October 28, 2014


Arleen is a no-nonsense woman with a softness towards children and a lot of dreams for herself and her house. Denise (Miss Niecy) lives across the street and it was her son who I left a note with that led to both families becoming part of The Tricycle Collective.

Arleen lost her house in auction when the price soared to $41,000, but, with the help of The Collective, she successfully bought another home (unoccupied) in Highland Park later in the auction. This is a woman who never gives up.


I’ve only been here 4 years. My grandson was born March 30, 2010 and we moved in the very next week. “We” is my daughter, who is 24, my son who is now 12, my niece, I had her since she was 12, she’s 21 now, and all the kids I do day care for.

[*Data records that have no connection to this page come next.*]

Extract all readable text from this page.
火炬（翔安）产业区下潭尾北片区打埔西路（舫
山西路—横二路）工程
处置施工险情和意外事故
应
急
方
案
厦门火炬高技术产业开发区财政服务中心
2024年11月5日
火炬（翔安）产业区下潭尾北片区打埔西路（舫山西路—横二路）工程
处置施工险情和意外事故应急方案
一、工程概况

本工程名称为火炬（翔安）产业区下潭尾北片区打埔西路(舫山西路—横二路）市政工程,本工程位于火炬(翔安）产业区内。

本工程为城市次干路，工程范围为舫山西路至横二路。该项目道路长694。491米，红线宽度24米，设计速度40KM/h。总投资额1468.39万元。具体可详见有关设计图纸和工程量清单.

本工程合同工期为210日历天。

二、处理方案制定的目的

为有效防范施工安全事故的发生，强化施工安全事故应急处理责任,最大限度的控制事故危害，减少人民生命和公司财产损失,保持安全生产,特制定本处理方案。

What happened was that I was getting the house from someone. I was renting with option to buy, trying to get a land contract for the house. All repairs I did, other than he fixed the patio when they broke in. Furnace repairs, all of that, he never did anything- but that’s ok, that was the agreement.

I kept getting the foreclosure notices but he told me “don’t worry about it.” He was in court to get the taxes resolved so he told me the issue was on hold. He was going to court because the taxes were so high. So we got it assessed back in July of 2012.

I was waiting to buy it until the tax issue was resolved.

I believed him, I’ve never had a problem with him. I think whatever he was going through with the City of Detroit and the finances, they probably don’t him “don’t worry about it” because it was active in court.

So I was steady paying, steady paying my rent. I did get a little behind but back in August I just gave him $1600 to catch back up.

And then I went downtown to Monroe Street, I went with someone else but I just asked them about this property because I wanted to make sure. And that’s when I found out it was foreclosED, past tense. And that was right after I had given him the last payment.

It was a hard pill to swallow.


I have an Owner Operated licensed childcare center. I’ve been licensed for Day Care for 12 years, just got the house licensed, just completed my foster care license. I’m licensed for one child but I don’t have a foster child yet.

I am not stopping until I have my pHd. I’m on my bachelors’ right now, I’m going straight for my master’s and then on. Everybody is telling me “oh you’re graduating in the spring, are you gonna walk?” No I’m not. That doesn’t impress me, you know? I want to aim higher. I’m pursuing my degrees in Early Childhood Development and Child Psychology, and Social Work.

The foster child work is just to help another child, another family. To be that impact that, maybe, they need and enhance what they may not have. That’s not what I want to do long term.

My long-term vision is to have a state-of-the-art childcare center, maybe something by the freeway where every parent can get to it going to and from work. I’m gonna do it that way. But I’ll be the administration I wont be in the classroom any longer. That’s my goal.

I had to do a lot of work to get the house in a condition to be approved. I just found a wonderful guy who is coming in to run the ductwork in the house. I finally found someone who really knows what they’re doing- I had a 1 month gas bill of $4,000. Astronomical. And we got a guy who can do the insulation for $1700. But again, you don’t want to go and pay all that money for someone else to go buy your house.

You do what you do to make plans, to invest. Right now I’m on hold.

I think a lot of the people they see the homes over here and how beautiful they are but they don’t realize how much work they are to keep up. They are beautiful but they are hard to maintain. It’s been an up and down battle. I thank God for friends who come together and say “I got a pack of chicken, let’s cook some beans, let’s cook together.”

It’s hard to find a house that you can afford to live in and that you want to be there. I have built a network in this neighborhood. They love the convenience of having a licensed childcare provider nearby. Actually these are Miss Niecy’s children, her children.

And it’s social too. Definitely. The neighbors we celebrate birthdays together, go to concerts, plays, we do a lot of things. And the kids play together, they interact together. My son is to the age where we can all sit on the porch and he can sit and watch them.

I know I can maintain the house once I get it. Actually, right before this, I was getting ready to get the back porch done. Niecy, she will help me with that, she does the physical stuff. And she’ll get her family too and they’ll help knock it down.

If someone outbids me, at that point, I gotta make provisions. I don’t have a plan B right now. I wouldn’t be homeless, I would go with family, put my stuff in storage, figure it out. You know what I’m saying, that’s what grown-up people do, you figure it out.

Basically that’s it. It’s just a mother trying to make it- trying to be a good provider for my children, trying to raise them in a positive environment.